> You're telling me cloudflare has to store something on my computer to let them know I passed a captcha?

Yes?

HTTP is stateless. It always has been and it always will be. If you want to pass state between page visits (like "I am logged in to account ..." or "My shopping cart contains ..." or "I solved a CAPTCHA at ..."), you need to be given, and return back to the server on subsequent requests, cookies that encapsulate that information, or encapsulate a reference to an identifier that the server can associate with that information.

This is nothing new. Like gruez said in a sibling comment; this is what session cookies do. Almost every website you ever visit will be giving you some form of session cookie.

Then don't visit the site. Cloudflare is in the loop because the owner of the site wanted to buy not build a solution to the problems that Cloudflare solves.

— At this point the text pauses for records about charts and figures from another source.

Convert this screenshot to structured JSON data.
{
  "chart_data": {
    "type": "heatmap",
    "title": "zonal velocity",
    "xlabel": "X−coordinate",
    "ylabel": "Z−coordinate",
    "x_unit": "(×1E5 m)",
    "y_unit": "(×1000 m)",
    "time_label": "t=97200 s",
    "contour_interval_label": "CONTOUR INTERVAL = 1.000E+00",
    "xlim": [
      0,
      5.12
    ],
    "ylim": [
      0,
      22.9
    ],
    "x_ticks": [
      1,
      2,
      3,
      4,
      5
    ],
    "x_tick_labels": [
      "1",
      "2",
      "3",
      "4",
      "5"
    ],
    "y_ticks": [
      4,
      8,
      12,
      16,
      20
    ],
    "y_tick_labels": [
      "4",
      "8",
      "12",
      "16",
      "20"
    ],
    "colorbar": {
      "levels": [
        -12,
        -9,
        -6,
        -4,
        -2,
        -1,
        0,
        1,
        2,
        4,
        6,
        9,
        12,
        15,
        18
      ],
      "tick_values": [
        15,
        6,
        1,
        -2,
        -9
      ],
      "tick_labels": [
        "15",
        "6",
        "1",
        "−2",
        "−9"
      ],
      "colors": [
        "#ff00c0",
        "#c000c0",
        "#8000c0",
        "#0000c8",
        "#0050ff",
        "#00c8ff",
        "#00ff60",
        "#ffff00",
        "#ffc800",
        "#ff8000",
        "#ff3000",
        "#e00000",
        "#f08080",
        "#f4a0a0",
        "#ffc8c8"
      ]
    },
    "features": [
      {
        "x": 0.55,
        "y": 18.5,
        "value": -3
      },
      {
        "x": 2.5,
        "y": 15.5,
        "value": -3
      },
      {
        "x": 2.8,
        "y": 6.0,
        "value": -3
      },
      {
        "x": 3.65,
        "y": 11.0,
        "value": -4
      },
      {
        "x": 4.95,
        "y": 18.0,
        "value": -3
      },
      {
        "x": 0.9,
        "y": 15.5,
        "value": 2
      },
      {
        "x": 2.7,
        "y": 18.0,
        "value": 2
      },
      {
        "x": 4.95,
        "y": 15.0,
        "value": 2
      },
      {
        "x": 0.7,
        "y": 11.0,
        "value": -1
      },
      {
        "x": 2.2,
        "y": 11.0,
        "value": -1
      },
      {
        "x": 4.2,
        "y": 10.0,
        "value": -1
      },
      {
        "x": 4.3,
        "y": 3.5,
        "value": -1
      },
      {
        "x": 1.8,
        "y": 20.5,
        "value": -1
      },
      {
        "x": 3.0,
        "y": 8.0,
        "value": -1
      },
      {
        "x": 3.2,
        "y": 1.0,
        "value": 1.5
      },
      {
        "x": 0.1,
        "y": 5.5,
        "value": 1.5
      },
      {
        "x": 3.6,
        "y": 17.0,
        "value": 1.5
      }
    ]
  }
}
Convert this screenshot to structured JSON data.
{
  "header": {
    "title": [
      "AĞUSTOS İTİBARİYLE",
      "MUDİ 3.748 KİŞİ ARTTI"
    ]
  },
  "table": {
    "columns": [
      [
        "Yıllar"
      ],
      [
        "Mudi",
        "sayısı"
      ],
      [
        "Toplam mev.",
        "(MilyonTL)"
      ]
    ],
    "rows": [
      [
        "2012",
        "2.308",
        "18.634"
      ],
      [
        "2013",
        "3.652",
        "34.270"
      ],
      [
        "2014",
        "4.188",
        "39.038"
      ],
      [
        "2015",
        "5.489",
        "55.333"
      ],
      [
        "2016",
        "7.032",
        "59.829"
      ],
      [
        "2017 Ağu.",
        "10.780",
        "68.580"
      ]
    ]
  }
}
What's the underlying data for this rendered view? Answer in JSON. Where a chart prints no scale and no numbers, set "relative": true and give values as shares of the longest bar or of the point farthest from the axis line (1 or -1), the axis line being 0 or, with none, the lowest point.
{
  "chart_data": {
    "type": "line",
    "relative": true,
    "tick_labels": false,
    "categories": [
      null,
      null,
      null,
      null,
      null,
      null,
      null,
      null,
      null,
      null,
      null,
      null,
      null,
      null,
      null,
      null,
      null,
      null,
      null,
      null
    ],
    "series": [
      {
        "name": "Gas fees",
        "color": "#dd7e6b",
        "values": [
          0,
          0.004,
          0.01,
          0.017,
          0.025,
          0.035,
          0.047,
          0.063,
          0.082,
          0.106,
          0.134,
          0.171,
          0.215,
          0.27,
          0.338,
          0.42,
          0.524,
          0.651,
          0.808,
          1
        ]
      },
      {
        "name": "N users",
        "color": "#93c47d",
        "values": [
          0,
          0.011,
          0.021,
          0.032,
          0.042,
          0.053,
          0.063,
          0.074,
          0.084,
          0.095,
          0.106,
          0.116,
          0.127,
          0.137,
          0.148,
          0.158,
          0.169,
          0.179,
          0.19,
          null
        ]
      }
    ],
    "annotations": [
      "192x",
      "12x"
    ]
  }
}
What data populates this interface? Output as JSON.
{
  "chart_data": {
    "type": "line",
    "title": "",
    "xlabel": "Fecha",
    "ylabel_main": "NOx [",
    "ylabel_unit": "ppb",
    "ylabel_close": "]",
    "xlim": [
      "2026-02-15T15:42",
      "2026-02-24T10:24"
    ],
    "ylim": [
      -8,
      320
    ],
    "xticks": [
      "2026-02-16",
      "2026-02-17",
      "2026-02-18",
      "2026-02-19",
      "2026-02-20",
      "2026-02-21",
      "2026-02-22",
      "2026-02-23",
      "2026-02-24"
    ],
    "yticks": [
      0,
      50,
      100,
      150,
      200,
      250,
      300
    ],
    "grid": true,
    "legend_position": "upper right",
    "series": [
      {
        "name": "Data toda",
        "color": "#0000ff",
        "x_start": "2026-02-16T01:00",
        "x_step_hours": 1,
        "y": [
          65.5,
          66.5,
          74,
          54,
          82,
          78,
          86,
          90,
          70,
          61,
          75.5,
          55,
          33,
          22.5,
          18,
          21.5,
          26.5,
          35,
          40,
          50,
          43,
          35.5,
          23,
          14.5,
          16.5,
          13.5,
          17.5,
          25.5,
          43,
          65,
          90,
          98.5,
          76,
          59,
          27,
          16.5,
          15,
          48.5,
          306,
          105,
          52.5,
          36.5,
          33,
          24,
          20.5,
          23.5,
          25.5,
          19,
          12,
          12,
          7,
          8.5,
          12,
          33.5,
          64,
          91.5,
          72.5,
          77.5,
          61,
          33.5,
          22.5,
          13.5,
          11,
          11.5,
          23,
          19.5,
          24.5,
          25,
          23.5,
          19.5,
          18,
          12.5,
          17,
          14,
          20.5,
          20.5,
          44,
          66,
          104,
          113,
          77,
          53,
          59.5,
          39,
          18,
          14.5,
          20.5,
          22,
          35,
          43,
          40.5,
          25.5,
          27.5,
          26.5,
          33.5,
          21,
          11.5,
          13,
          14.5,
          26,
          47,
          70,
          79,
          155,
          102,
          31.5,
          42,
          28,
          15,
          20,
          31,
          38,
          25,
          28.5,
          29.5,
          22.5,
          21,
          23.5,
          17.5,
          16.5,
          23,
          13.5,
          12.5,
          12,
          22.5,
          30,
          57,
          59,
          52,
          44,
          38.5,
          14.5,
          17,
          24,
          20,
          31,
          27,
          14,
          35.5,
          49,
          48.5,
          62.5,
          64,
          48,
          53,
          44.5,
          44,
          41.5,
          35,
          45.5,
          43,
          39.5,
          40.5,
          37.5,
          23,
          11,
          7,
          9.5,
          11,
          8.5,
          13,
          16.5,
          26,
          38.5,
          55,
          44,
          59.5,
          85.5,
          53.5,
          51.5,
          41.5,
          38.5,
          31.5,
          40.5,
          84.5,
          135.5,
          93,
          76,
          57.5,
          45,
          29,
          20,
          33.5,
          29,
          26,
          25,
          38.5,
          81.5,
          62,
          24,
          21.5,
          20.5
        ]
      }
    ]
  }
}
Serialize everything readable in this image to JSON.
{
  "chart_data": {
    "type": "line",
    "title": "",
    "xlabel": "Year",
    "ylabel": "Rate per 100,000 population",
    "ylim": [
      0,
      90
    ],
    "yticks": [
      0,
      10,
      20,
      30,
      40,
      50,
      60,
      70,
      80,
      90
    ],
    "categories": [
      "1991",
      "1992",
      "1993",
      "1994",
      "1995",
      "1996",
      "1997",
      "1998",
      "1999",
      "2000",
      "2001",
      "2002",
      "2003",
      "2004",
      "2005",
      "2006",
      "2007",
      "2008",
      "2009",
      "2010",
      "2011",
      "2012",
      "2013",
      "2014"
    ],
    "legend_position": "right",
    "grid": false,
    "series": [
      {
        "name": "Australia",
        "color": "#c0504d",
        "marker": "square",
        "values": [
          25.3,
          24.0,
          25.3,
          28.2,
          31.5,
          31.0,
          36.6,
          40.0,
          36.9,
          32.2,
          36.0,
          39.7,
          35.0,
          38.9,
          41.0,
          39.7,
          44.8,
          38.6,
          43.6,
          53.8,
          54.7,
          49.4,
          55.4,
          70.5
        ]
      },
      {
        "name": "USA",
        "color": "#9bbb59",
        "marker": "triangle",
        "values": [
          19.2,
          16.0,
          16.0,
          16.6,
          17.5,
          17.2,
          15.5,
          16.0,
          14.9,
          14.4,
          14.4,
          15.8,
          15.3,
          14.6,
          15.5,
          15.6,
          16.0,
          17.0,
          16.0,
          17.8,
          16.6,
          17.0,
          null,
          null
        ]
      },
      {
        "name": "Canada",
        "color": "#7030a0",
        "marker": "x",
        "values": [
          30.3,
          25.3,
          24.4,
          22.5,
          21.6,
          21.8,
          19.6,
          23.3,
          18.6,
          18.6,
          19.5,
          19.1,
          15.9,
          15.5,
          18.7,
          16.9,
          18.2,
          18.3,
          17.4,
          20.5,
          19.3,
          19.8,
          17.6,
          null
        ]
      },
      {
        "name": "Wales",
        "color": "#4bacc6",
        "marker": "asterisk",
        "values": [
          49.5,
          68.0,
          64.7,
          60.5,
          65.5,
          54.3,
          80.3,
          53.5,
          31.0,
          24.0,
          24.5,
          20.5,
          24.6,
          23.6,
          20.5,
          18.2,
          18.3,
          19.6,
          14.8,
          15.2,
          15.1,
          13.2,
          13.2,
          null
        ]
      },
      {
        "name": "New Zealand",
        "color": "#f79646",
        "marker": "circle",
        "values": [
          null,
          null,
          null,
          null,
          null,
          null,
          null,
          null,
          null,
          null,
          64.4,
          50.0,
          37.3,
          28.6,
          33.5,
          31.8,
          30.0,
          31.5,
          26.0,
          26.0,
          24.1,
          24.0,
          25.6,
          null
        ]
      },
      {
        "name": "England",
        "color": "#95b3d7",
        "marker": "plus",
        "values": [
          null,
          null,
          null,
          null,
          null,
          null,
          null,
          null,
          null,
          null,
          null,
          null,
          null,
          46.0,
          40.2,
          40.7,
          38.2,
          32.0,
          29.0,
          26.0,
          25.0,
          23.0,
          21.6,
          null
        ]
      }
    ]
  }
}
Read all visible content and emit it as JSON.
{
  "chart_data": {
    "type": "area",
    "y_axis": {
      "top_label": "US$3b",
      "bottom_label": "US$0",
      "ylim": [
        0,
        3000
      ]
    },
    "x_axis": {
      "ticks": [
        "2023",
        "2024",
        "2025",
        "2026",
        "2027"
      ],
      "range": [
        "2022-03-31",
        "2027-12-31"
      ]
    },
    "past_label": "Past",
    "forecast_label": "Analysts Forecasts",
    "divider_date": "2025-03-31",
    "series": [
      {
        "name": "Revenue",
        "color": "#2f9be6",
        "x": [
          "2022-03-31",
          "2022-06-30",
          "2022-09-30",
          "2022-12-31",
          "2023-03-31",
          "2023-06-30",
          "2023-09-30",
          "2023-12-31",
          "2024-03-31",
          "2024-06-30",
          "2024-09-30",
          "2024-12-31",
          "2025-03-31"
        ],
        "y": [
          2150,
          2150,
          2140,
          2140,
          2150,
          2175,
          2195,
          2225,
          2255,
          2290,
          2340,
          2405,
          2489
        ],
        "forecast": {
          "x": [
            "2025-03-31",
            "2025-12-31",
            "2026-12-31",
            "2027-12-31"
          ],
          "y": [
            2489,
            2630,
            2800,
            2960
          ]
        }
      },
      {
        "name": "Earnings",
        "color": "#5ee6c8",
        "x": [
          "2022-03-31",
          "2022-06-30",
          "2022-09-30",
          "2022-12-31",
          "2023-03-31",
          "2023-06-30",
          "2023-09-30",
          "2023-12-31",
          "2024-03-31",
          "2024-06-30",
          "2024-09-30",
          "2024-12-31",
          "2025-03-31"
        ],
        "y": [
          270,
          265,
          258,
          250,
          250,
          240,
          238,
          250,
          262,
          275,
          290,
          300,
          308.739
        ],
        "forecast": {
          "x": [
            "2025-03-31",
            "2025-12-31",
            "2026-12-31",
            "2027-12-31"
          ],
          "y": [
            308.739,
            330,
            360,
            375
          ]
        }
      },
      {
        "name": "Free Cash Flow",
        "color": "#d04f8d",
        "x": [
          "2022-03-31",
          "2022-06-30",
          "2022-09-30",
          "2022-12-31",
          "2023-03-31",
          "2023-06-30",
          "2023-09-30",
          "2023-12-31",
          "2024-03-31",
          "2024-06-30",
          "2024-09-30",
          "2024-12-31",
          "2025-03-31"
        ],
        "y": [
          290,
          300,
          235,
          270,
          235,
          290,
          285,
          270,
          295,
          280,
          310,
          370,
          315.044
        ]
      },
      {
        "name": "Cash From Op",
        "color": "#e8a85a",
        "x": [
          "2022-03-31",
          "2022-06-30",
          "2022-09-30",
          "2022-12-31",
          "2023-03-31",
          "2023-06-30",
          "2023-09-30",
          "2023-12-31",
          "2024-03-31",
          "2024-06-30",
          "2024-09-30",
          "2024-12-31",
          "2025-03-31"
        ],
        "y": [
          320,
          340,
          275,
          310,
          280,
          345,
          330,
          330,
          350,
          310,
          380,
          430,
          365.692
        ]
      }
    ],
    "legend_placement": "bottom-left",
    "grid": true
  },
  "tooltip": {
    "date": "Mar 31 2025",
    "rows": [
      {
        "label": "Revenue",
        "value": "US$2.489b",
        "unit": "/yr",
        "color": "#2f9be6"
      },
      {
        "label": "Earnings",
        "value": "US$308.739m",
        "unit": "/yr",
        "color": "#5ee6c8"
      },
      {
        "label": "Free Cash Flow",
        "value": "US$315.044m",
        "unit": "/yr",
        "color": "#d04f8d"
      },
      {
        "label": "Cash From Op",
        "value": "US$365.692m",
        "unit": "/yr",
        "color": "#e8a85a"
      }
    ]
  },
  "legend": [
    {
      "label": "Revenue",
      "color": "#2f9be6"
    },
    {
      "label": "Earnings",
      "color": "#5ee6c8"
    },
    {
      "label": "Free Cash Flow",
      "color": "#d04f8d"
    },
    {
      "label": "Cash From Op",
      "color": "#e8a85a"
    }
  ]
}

This is well within their rights and a perfectly understandable reason for Cloudflare to be there. Just as you are perfectly within your rights to object and avoid the site.

What is not within your rights is to require the site owner to build their own solution to your specs to solve those problems or to require the site owner to just live with those problems because you want to view the content.

>You're telling me cloudflare has to store something on my computer to let them know I passed a captcha?

You realize this is the same as session cookies, which are used on nearly every site, even those where you're not logging in?

>This sounds like "we only save hashed minutiae of your biometrics"

A randomly generated identifier is nowhere close to "hashed minutiae of your biometrics".